= Martin Clancy =

Irish musician

Martin Clancy is an Irish musician and songwriter behind several bands including The Witness Protection Programme.

In the early 1980s Clancy formed Irish band In Tua Nua alongside Leslie Dowdall, Jack Dublin, Vinny Kilduff, Ivan O'Shea, Paul Byrne and Steve Wickham. After signing to U2's record label, Mother, in 1984 and producing several hits including a cover of Jefferson Airplane's "Somebody to Love", In Tua Nua officially disbanded in 1990.

Clancy embarked on a series of musical projects including acting as manager and producer of Jack Lukeman.

Clancy served as Artist in Residence for the Seaport Music Festival from 2010-2012, during which he had a series of top 20 hits in the US Billboard Dance Charts. With Steve Dima, Clancy established Seaport Music Records.

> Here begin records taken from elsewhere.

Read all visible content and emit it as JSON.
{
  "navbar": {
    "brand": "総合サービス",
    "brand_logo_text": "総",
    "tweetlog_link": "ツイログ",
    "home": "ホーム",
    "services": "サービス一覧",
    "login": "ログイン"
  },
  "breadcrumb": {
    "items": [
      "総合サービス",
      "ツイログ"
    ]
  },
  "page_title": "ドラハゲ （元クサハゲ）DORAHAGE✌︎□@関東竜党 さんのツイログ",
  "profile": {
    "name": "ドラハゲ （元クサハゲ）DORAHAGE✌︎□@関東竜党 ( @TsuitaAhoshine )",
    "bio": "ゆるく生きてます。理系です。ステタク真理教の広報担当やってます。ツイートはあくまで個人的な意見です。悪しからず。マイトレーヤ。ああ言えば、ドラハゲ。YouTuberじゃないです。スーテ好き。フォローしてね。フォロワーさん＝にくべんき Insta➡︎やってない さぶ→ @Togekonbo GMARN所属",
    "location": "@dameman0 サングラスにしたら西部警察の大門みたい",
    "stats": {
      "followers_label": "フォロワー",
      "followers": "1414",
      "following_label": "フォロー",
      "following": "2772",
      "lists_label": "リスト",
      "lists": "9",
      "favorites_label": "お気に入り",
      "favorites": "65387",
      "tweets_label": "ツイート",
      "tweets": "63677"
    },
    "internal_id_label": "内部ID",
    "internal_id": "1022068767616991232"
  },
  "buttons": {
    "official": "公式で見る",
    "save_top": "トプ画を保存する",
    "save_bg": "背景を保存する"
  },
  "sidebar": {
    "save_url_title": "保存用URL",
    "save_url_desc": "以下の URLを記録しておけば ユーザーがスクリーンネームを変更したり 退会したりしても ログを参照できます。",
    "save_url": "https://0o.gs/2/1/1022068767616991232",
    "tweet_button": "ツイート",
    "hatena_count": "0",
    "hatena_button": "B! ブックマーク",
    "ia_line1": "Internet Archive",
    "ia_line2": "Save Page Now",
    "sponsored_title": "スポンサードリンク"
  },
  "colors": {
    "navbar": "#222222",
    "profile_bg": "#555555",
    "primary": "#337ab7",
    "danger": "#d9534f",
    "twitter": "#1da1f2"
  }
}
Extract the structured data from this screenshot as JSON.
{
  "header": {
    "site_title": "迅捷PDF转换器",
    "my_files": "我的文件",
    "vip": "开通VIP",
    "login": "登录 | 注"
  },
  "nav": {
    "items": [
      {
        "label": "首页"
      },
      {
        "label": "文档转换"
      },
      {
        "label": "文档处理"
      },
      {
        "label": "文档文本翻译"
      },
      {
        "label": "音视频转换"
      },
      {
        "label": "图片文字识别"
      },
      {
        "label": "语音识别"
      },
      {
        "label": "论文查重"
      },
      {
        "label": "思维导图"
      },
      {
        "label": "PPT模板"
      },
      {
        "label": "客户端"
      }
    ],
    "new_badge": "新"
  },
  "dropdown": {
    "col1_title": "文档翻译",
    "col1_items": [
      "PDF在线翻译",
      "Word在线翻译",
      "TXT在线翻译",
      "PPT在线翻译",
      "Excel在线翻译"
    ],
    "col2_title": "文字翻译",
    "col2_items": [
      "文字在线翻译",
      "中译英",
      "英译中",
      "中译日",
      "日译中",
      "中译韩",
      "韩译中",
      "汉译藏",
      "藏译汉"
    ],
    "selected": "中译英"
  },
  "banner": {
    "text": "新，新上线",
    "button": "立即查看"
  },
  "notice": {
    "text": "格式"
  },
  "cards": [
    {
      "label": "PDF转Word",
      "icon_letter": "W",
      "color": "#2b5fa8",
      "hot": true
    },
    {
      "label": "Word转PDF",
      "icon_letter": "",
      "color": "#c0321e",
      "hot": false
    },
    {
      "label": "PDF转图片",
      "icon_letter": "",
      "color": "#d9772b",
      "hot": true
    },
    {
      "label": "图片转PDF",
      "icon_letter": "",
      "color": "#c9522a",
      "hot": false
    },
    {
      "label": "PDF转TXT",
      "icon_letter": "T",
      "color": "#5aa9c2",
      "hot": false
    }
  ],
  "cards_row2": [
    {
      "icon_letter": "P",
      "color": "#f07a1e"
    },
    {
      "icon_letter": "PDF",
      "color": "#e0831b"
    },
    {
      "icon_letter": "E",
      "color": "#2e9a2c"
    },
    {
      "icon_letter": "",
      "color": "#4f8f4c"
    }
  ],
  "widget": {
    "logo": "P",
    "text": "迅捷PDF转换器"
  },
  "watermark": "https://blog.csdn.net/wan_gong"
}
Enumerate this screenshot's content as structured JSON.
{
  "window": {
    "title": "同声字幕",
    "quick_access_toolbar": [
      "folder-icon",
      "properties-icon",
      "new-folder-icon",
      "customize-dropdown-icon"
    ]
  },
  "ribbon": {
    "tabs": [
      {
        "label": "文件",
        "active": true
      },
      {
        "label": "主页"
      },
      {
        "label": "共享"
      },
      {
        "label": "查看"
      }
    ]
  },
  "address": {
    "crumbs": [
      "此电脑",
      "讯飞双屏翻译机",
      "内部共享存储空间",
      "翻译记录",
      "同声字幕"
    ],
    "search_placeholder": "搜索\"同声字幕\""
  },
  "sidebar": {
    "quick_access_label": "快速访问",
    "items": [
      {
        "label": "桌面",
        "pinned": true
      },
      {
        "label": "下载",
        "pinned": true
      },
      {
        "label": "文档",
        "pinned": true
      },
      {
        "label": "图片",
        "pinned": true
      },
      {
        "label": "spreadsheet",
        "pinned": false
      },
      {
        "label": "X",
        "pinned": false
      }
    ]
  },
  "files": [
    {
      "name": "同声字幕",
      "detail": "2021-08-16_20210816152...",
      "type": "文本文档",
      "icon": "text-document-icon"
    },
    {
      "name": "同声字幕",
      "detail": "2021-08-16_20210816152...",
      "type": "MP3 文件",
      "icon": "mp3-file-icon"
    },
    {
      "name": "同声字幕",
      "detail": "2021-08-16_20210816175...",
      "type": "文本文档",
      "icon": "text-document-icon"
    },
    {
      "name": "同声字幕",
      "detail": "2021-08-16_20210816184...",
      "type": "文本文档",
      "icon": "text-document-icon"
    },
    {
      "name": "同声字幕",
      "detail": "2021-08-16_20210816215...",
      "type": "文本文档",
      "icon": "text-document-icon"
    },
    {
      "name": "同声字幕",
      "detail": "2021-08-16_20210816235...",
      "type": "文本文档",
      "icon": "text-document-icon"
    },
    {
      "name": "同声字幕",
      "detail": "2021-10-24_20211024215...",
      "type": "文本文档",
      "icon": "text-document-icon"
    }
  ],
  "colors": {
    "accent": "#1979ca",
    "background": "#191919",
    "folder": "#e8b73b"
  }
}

Clancy earned his PhD in 2022, focusing on the ethics of artificial intelligence (AI) in music. Shortly afterwards, he released his first book, Artificial Intelligence and Music Ecosystem, published by Routledge. Edited by Clancy, the book contains essays on topics such as robotics, ethics, music in extended reality, and intellectual property and the law.

Clancy is also the chair of the IEEE Global AI Ethics Committee and has addressed the UN and EU about AI’s impact on the arts. He is also an Ableton Live certified trainer, teaching up-and-coming DJs and electronic musicians how to use the software for sound engineering, music theory, mixing, live performance, remixing, mastering, and more.